The Post Office has shown how a powerful, but sclerotic organisational culture created conditions where seemingly good people refused to acknowledge, share or own up to the truth. As a result, over 900 innocent sub-postmasters were taken to court and unjustly convicted. Of those, 236 went to prison.

Unfortunately, the Post Office is not alone. Boeing was fined $2.5 billion for hiding vital information from safety regulators in 2019 following fatal crashes of its 737 Max, Volkswagen executives systematically distorted information about exhaust emissions from its cars, Wells Fargo employees were found to have created millions of fake accounts in response to executive pressure to hit unreasonable sales targets.

Why do (I assume) good people lie and deceive in this way? Research has shown that various factors, including a lack of strategic clarity, unjust accountability systems and poor organisational governance can all play a role in influencing people to hide the truth (see ‘4 Ways Lying Becomes the Norm at a Company’ by Ron Carucci, Harvard Business Review, Feb 2019).

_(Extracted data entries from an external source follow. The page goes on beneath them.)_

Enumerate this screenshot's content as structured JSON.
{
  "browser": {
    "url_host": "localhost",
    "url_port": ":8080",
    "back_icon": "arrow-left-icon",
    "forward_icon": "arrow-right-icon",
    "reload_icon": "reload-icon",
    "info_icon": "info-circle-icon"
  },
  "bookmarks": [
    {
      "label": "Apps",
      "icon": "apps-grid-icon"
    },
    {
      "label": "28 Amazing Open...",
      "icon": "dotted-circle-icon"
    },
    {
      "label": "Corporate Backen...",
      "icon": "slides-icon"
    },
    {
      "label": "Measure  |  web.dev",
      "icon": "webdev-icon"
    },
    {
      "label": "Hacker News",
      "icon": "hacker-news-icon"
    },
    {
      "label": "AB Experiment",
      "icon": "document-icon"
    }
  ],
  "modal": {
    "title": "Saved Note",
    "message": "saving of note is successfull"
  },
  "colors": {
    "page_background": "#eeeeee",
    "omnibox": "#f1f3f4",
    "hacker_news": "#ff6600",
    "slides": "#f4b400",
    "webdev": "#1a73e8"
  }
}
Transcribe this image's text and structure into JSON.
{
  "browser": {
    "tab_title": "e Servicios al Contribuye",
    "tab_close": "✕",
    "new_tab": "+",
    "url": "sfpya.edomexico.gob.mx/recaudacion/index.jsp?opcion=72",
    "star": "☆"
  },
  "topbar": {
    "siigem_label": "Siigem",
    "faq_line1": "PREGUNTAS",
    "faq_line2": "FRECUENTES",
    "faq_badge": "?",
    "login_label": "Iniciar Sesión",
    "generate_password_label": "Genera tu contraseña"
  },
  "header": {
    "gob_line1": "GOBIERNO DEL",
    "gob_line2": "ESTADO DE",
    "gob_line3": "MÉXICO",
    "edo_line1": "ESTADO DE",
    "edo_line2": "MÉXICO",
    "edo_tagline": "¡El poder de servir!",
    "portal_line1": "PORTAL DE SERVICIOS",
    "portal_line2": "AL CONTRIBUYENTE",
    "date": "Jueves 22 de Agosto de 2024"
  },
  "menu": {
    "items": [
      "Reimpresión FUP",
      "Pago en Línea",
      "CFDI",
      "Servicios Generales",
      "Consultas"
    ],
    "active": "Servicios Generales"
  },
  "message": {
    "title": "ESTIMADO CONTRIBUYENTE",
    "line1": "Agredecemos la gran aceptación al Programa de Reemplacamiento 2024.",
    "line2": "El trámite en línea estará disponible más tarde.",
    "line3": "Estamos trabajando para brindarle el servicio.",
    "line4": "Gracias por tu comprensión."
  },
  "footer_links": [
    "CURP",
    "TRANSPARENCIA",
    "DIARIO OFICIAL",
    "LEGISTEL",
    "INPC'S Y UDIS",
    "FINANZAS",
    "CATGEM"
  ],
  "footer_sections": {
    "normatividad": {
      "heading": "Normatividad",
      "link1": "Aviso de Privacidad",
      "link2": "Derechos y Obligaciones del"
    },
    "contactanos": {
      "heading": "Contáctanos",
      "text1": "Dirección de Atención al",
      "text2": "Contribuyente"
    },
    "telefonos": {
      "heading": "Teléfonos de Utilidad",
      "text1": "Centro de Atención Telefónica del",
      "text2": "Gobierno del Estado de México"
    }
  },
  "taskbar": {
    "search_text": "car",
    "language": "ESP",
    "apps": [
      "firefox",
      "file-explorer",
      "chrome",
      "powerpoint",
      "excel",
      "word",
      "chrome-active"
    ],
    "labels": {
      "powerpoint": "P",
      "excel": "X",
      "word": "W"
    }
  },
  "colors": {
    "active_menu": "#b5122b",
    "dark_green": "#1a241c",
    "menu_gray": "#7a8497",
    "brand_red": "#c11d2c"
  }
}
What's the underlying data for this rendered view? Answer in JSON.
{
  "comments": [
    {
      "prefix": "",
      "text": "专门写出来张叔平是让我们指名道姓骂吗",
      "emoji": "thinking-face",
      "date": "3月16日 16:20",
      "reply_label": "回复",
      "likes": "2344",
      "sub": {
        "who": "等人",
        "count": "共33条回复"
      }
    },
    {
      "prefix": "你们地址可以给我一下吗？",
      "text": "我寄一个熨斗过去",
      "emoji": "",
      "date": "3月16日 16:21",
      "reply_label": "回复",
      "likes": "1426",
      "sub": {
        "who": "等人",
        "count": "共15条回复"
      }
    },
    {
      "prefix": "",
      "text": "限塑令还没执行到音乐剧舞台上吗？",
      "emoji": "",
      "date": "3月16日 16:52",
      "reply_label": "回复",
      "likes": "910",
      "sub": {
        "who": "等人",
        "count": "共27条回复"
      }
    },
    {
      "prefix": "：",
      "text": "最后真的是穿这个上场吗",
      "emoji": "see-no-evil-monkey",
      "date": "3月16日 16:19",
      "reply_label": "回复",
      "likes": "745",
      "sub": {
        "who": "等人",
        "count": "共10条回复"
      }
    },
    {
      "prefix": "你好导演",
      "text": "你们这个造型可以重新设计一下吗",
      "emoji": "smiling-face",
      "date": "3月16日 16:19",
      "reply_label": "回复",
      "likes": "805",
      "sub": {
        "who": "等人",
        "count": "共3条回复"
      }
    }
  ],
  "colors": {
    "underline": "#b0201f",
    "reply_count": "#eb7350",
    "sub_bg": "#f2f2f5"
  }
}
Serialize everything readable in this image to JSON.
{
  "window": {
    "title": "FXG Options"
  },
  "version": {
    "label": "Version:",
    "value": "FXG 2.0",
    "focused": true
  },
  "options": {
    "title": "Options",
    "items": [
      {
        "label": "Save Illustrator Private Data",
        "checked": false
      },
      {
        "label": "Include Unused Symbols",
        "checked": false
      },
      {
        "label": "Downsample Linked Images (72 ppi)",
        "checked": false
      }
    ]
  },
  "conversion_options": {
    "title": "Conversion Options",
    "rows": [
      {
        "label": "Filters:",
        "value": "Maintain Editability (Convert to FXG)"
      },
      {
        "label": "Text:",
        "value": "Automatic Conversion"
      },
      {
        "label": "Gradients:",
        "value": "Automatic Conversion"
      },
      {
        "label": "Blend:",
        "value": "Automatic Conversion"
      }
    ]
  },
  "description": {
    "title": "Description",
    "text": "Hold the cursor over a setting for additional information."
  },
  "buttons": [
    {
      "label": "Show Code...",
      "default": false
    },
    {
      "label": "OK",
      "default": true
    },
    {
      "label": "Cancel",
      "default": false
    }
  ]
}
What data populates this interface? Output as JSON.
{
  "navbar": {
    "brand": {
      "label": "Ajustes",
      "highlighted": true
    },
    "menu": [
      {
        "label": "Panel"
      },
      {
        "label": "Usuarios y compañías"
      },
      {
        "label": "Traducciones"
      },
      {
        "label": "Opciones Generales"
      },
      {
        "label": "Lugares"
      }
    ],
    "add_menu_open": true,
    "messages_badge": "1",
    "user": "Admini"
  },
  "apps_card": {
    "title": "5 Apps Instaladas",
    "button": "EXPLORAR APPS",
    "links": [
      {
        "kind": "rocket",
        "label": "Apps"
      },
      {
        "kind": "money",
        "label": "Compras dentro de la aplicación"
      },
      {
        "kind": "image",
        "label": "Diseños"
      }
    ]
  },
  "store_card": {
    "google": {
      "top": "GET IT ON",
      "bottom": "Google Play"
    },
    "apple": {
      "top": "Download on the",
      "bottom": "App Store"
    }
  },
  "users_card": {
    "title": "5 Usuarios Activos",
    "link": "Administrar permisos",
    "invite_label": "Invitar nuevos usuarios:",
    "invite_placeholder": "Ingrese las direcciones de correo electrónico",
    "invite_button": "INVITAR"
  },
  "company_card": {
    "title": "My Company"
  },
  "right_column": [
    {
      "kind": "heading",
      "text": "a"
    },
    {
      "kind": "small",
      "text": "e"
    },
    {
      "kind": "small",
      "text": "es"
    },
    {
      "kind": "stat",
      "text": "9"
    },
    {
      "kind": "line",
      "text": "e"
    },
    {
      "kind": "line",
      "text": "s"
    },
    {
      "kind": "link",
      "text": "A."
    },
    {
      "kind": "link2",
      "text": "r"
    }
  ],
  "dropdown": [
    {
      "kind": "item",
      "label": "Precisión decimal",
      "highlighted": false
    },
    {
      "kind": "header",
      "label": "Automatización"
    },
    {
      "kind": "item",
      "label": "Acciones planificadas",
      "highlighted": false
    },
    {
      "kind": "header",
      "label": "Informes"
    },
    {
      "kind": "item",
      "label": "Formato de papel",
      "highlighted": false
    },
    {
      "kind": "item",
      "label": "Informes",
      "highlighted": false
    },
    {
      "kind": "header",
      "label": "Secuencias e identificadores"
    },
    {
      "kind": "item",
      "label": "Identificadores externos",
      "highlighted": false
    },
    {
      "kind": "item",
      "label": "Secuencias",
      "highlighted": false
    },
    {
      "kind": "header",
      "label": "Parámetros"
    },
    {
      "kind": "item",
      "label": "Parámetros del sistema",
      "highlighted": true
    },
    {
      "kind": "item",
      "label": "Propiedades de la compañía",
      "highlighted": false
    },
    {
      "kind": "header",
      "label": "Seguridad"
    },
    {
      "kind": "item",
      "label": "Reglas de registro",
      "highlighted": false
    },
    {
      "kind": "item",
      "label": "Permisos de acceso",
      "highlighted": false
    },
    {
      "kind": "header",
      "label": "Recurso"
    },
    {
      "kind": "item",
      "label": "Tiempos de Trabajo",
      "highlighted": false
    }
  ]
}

But the biggest factor that drives people to lie and deceive is a lack of cross-functional collaboration. Organisational silos not only weaken business performance, but they also inhibit honesty and hide the truth as a result of internal rivalries and conflicts.

Your organisation’s culture is more – far more – than a set of values hanging from posters on the office walls. A good definition is that an organisational culture is a shared set of rules, values, expectations, systems and behaviours. And a litmus test for a healthy organisation culture is how likely people at all levels are willing and able to tell the truth without fear of reprisal.

Boeing, Volskwagen, Wells Fargo and the Post Office all failed that litmus test. How confident are you that your organisation would pass the test and that culture isn’t eating the truth in your business?

Off The Record: Little Lies by Fleetwood Mac

Tell me lies, tell me sweet little lies,

Tell me lies, tell me lies – tell me lies,

Oh no, no you can’t disguise,

No, you can’t disguise,

Tell me lies, tell me sweet little lies.